Monday, September 27, 2010

Deuce Gorgon's journal.

July 1: Another day of doing exactly what I wanted to do...I can hardly wait for school to start...how many times would I need to write that line before I started to believe it?

July 15: It rained today which totally wrecked my plans to try out my new skate deck. I sat on the porch turning flie's into pebbles until mom yelled that they were putting dents in the deck...wish this rain could hurry up and stop.

July 16: Dude- I love mom's killer greek food but that's ALL she ever cooks. I wanted to make this scary good Ghoulash recipe I found but mom said it wasn't "A proper meal for a growing boy". Mom rocks and all but sometimes she acts like im still 10 years old or something. This is the Ghoulash recipe.

2 pound Growled beef
1 small Onion, guillotined
1/2 mean shell pepper; drawn and quartered
1 jar monsternara sauce
8 ounces Uncrooked elbows macaroni
1/2 cup Water
1 tablespoon Grrrrrrrlic salt
1/2 teaspoon Black Plague pepper
1 cup Shredded Muenster cheese
     
July 18: Went to the park to try and find a pickup game of casketball but there was nobody on the courts except some lame human kid. I was gonna slide out of there but he asked if I wanted to play some one by one. I figured it wouldn't take long to make him look like a statue out there but I was wrong. He had a scary good jump shot and even crossed me over a couple of times. I had just started playing really hard when my glasses got knoked off and broke. Now I have to figure out a way to get back home without stoning somone but dude just took off his shades and handed them over to me. He said to keep them until I got home and he'd get them later. he told me his name is Jackson Jekyll. He said he wants a rematch. I told him any time, any place. Not a bad guy....for a human.

August 18: Perseus ate all of mom's fetid cheese this morning. It's not his fault he's a rat and cheese is like his favorite thing. Mom threatened to turn him into a paper weight if he is so much as sniffed the kitchen so I kept him out of her sight for the rest of the day.

August 19: Went to the maul today cause mom dropped some cash on me for school clothes and I wanted to see if I could find some new kicks that didn't  look like something a human would wear. No luck. I WAS digging this cookbook I found at this kitchen store until Clawdeen Wolf walked by and said something stupid I was totally going to stone her but Clawd walked up and so I didn't. I'm not afraid of any monster but he's on the team and I didn't  want to start any trouble with him.

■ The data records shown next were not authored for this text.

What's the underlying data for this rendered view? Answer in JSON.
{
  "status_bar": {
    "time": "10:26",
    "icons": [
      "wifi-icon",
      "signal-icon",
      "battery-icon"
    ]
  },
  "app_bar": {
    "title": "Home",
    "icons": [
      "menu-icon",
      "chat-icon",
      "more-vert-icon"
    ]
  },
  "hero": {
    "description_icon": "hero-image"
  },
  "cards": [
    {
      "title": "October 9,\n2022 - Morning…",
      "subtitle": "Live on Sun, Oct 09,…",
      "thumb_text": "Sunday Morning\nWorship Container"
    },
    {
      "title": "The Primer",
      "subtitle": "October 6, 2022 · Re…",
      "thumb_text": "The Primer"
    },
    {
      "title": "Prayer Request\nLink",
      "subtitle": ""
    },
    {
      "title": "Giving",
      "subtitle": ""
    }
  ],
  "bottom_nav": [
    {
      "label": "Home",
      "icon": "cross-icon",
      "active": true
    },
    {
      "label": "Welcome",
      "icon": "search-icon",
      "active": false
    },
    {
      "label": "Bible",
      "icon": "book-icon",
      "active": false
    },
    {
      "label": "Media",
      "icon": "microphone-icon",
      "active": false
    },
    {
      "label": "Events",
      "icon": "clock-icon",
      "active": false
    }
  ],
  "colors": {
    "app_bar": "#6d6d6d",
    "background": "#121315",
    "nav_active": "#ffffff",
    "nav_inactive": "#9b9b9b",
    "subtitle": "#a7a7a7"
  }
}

August 23: Took Cleo de Nile out tonight. I was like five minuts late and she spent the first part of the date treating me like a statue. I guess It's all part of dating royalty which is cool but dating royalty is also stone cold exspensive. I was hoping she'd want to hang out and order a screechzza but she chose prime rib instead and there went the money I was saving for those wicked new shades I wanted. I thought the food was killer but she ended up sending her meal back like a hundred times. I felt bad for the waiter and chief especially since that's what I'd like to do one day. I didn't say much after we left so she probobly thought I was mad at her

August 25: So I've been trying to talk mom into letting me get my driver's license but she's totally not being cooperative like...at all. Every time I bring it up she crosses her arms and her hair getts all hissy. then I get the lecture about how when she was my age she didn't have a car and got along just fine. one time I made a big mistake of telling her that nobody had a car when she was my age because they weren't invented yet. dude. not a good idea. she said, "we didn't have skatebords either!" and I had to walk everythere I went for the next two weeks. I think she may be coming around through, cause now she waits until after listening to my reasons for wanting my license to tell me to go clean my room. Well one thing's for certain, I may not be getting a license or a car any time soon but I will definetly not be riding on the school hearse this year no way no how.
that's my diary if you tell anyone about my diary, you will spend the rest of your life as a lawn ornament.

1 comment:

  1. sooo glad you posted this, b/c i don't have deuce and i still got to read his diary!! so thank you and very good btw.